Les prévenus avaient pourtant tenté d’éviter le procès. Peu avant le début des hearings de ce printemps, et par le truchement de son entreprise zougoise Becon AG, Stephan Schmidheiny avait fait parvenir une proposition de dédommagement «à titre humanitaire» aux victimes et à leurs proches (60’000 euros par décès et 20’000 pour les malades) pour un cumul de plusieurs centaines de millions d’euros. Mais la proposition avait été sèchement déclinée.

Le porte-parole de Monsieur Schmidheiny, Peter Schürmann, avait aussi indiqué à swissinfo.ch que l’éventualité d’un procès était ressentie comme «une injustice» par l’ancien propriétaire des sites italiens d’Eternit, «puisque c’est lui qui a précisément mis fin à la production de ce matériau nocif».

La détermination du Parquet

Si les moyens à disposition de Raffaele Guariniello ne pèsent pas lourd face au bataillon d’avocats engagés notamment par Stephan Schmidheiny, le magistrat est néanmoins réputé pour être particulier tenace et efficace.

Durant les cinq années de son instruction, il assure avoir rassemblé suffisamment de preuves pour établir et démontrer la chaîne des responsabilités devant la Cour.

«Par malchance pour eux, les entrepreneurs suisses sont très méticuleux et inscrivent tout dans les moindres détails», laissait entendre récemment le procureur turinois, spécialiste des maladies et accidents du travail.

Déjà 1650 morts

Pendant ce temps, à Casale Monferrato, épicentre du drame de l’amiante et la plus touchée des quatre communes (avec Cavagnolo près de Turin, Rubiera en Emilie Romagne et Bagnoli dans la province de Naples) qui ont abrité les sites de production d’Eternit S.p.A. Italie, des milliers de rectangles jaunes sont accrochés aux fenêtres et aux balcons de la bourgade, portant le message suivant: «Eternit: Justizia !» (Eternit: Justice).

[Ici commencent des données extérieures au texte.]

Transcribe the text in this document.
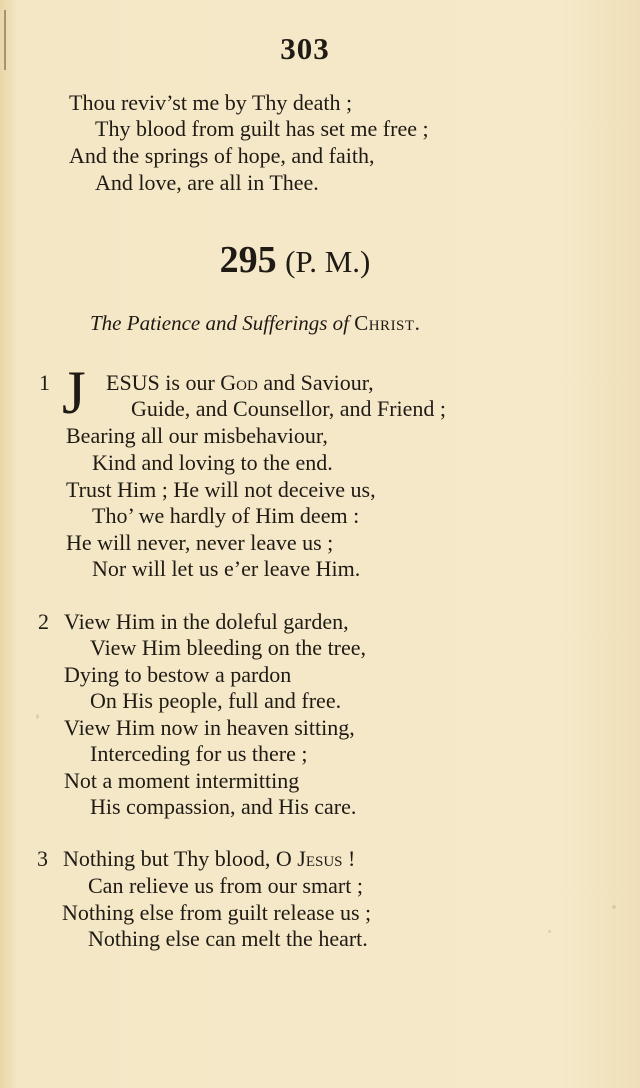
303
Thou reviv’st me by Thy death ;
Thy blood from guilt has set me free ;
And the springs of hope, and faith,
And love, are all in Thee.
295 (P. M.)
The Patience and Sufferings of Christ.
1 J ESUS is our God and Saviour,
Guide, and Counsellor, and Friend ;
Bearing all our misbehaviour,
Kind and loving to the end.
Trust Him ; He will not deceive us,
Tho’ we hardly of Him deem :
He will never, never leave us ;
Nor will let us e’er leave Him.
2 View Him in the doleful garden,
View Him bleeding on the tree,
Dying to bestow a pardon
On His people, full and free.
View Him now in heaven sitting,
Interceding for us there ;
Not a moment intermitting
His compassion, and His care.
3 Nothing but Thy blood, O Jesus !
Can relieve us from our smart ;
Nothing else from guilt release us ;
Nothing else can melt the heart.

Deux mots lourds de sens dans cette petite ville piémontaise où près de 1650 travailleurs et habitants ont déjà perdu la vie des suites d’un cancer des poumons. De l’ouvrier à l’épouse, en passant par l’épicière, ils ont succombé au mésolthéliome, provoqué par les micro poussières de fibre de ciment dégagées par l’amiante.

La Suva sur ses gardes

Il y a près de deux ans, déboutée par le Tribunal fédéral, la Suva avait été contrainte de remettre les dossiers de santé de 196 ex travailleurs italiens en Suisse, engagés sur les sites d’Eternit à Payerne et Niederungen (canton de Glaris) au Parquet de Turin.

En cas de verdict de culpabilité, des anciens travailleurs de ces sites pourraient à leur tour avancer des prétentions devant les tribunaux italiens.

Le procès qui s’ouvre à Turin pourrait bien durer deux, voire trois ans, auxquels s’ajouteront très vraisemblablement l’épuisement de toutes les voies de recours disponibles en Italie. Les deux prévenus risquent une peine de réclusion pouvant aller jusqu’à 12 ans et des amendes à hauteur de 1,5 million d’euros par décès.

Nicole della Pietra, swissinfo.ch

Les dangers que présente l’amiante contenu dans la fibre de ciment, sont identifiés pour la première fois dans la seconde moitié des années 1940.

La plus grave affection provoquée par ce matériau est le mésothéliome malin, un cancer broncho-pulmonaire.

Selon l’Organisation mondiale du travail, 100’000 à 140’000 personnes meurent chaque année des suites de pathologies provoquées par ce produit toxique.

La maladie a un temps de latence qui peut varier entre 10 et 40 ans. Malgré la fermeture des sites italiens, d’autres victimes seront encore atteintes de ce mal d’ici 2020, prédisent les experts.

Plusieurs pays continuent néanmoins à produire des matériaux de construction à base d’amiante, comme le Canada et la Russie, qui en écoulent des millions de tonnes chaque année, dans les pays pauvres du continent asiatique, notamment.

Un groupe d’experts de l’Office fédéral de la Santé publique avait apporté la preuve du caractère cancérigène du matériau en 1977.

Mais ce n’est qu’en 1990 que son interdiction générale est entrée en vigueur. Jusque là, environ 4 millions de tonnes de produits contenant de l’amiante ont été fabriquées et vendues.

L’amiante d’Eternit a fait une cinquantaine de morts dans le pays, parmi eux, d’anciens travailleurs d’Eternit SA, filiale d’Holcim à Niederurnen (Glaris) et Payerne (Vaud).

C’est la Caisse nationale d’assurance Suva qui a versé des dédommagements aux victimes (environ 80’000 francs par personne).